Heinlein: Der erste Auftritt nach dem Rücktritt brachte wenig Neues, zeigte jedoch mehr als deutlich: Kurt Beck ist enttäuscht von seiner Partei, erschöpft vom harten Berliner Politiker-Alltag und mehr als froh über seine Rückkehr in die pfälzische Idylle. Mein Kollege Mario Dobovisek hat in unserer Sendung "Das war der Tag" mit dem Präsidenten des Mainzer Landtages Joachim Mertes gesprochen und den SPD-Politiker zunächst gefragt, ob sich Kurt Beck mit dem SPD-Bundesvorsitz übernommen hat.

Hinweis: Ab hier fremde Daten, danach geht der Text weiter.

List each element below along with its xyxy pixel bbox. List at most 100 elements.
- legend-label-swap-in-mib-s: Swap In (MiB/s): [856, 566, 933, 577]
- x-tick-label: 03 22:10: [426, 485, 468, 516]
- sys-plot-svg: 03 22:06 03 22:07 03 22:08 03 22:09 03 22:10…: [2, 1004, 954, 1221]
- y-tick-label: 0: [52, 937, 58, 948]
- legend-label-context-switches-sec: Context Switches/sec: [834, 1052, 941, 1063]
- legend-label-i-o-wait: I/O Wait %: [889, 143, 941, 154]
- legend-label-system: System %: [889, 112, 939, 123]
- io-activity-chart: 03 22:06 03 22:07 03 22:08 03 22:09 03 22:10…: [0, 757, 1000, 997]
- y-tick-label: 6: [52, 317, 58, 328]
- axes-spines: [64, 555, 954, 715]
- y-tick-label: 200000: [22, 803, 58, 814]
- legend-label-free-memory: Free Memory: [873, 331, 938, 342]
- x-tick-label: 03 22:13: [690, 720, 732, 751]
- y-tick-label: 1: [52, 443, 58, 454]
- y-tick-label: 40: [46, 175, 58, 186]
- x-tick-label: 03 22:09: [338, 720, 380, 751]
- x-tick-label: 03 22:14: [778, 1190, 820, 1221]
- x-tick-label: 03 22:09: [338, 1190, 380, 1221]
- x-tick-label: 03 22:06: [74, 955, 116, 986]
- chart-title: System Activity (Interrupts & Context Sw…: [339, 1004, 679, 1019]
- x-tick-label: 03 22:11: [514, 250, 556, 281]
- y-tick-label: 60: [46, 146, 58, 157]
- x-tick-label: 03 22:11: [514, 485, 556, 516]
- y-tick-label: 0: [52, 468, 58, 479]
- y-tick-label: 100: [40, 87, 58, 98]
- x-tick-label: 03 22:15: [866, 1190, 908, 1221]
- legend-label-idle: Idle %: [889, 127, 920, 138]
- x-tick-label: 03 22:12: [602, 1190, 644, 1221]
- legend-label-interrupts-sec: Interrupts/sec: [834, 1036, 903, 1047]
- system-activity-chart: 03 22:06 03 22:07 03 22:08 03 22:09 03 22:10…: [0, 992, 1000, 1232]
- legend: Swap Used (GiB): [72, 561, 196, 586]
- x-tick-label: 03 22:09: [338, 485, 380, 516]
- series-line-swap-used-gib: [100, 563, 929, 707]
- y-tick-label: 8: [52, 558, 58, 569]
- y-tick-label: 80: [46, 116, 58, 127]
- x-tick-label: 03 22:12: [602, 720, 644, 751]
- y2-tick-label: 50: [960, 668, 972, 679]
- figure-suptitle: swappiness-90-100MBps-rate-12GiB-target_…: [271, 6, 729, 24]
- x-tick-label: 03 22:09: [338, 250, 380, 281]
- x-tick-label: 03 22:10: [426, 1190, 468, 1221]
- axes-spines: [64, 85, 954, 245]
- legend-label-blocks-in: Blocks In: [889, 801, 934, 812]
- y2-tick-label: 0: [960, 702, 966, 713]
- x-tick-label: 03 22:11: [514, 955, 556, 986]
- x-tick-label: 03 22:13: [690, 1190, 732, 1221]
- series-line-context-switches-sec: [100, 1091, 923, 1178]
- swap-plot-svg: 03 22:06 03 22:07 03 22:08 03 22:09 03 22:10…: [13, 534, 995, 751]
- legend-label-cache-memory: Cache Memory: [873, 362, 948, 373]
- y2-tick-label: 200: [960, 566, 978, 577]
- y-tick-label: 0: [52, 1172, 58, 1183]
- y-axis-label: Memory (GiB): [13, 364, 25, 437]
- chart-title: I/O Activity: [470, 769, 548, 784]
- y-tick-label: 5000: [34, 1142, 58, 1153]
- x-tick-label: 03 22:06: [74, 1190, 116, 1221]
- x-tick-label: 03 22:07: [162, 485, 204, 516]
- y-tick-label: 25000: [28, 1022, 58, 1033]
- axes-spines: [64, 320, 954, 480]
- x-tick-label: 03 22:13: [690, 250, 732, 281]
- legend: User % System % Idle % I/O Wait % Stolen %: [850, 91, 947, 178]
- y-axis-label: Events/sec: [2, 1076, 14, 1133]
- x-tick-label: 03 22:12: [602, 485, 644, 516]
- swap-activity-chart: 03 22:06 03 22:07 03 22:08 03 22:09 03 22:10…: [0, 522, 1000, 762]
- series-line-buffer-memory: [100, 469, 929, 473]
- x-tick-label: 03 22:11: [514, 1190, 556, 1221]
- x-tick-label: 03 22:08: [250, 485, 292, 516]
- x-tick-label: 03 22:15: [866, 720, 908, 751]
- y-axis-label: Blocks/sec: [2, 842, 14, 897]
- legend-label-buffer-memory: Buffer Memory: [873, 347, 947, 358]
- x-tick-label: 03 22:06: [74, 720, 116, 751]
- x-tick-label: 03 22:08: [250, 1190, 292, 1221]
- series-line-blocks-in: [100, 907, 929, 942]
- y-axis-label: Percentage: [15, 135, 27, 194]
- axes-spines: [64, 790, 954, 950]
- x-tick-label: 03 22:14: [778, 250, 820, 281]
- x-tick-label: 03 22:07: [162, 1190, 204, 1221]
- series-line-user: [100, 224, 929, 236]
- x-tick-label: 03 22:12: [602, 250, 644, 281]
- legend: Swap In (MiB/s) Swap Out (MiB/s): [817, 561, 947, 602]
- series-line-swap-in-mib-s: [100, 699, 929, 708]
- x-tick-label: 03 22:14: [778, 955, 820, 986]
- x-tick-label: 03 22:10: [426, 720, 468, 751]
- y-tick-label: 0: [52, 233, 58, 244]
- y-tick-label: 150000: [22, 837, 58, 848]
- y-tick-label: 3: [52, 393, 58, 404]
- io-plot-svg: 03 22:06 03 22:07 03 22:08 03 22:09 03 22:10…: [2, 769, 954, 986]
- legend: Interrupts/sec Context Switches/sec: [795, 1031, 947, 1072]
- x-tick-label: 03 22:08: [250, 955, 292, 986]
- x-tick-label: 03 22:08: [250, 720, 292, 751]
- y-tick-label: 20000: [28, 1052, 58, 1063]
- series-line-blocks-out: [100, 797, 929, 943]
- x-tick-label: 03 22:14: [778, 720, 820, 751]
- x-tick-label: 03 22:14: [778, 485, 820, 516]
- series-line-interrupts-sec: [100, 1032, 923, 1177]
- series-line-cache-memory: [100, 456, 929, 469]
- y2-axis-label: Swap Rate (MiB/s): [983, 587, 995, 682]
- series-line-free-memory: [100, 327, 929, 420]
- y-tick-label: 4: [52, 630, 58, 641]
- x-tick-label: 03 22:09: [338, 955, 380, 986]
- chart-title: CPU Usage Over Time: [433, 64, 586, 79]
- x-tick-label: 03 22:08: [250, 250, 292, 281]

Mertes: Nein. Wir hatten einfach die Pflicht oder Beck hatte die Pflicht, nachdem dieser Personalwechsel da war, einzuspringen. Das war etwas, was ich ihm eigentlich nicht angeraten hätte, weil es einfach eine Doppelbelastung ist, die einen schlaucht. Und wenn dann dazu noch Intrigen und Einflüsse dort hineinkommen, dann ist das Leben schwer. Also ich glaube schon, unter normalen Umständen wäre das möglich gewesen.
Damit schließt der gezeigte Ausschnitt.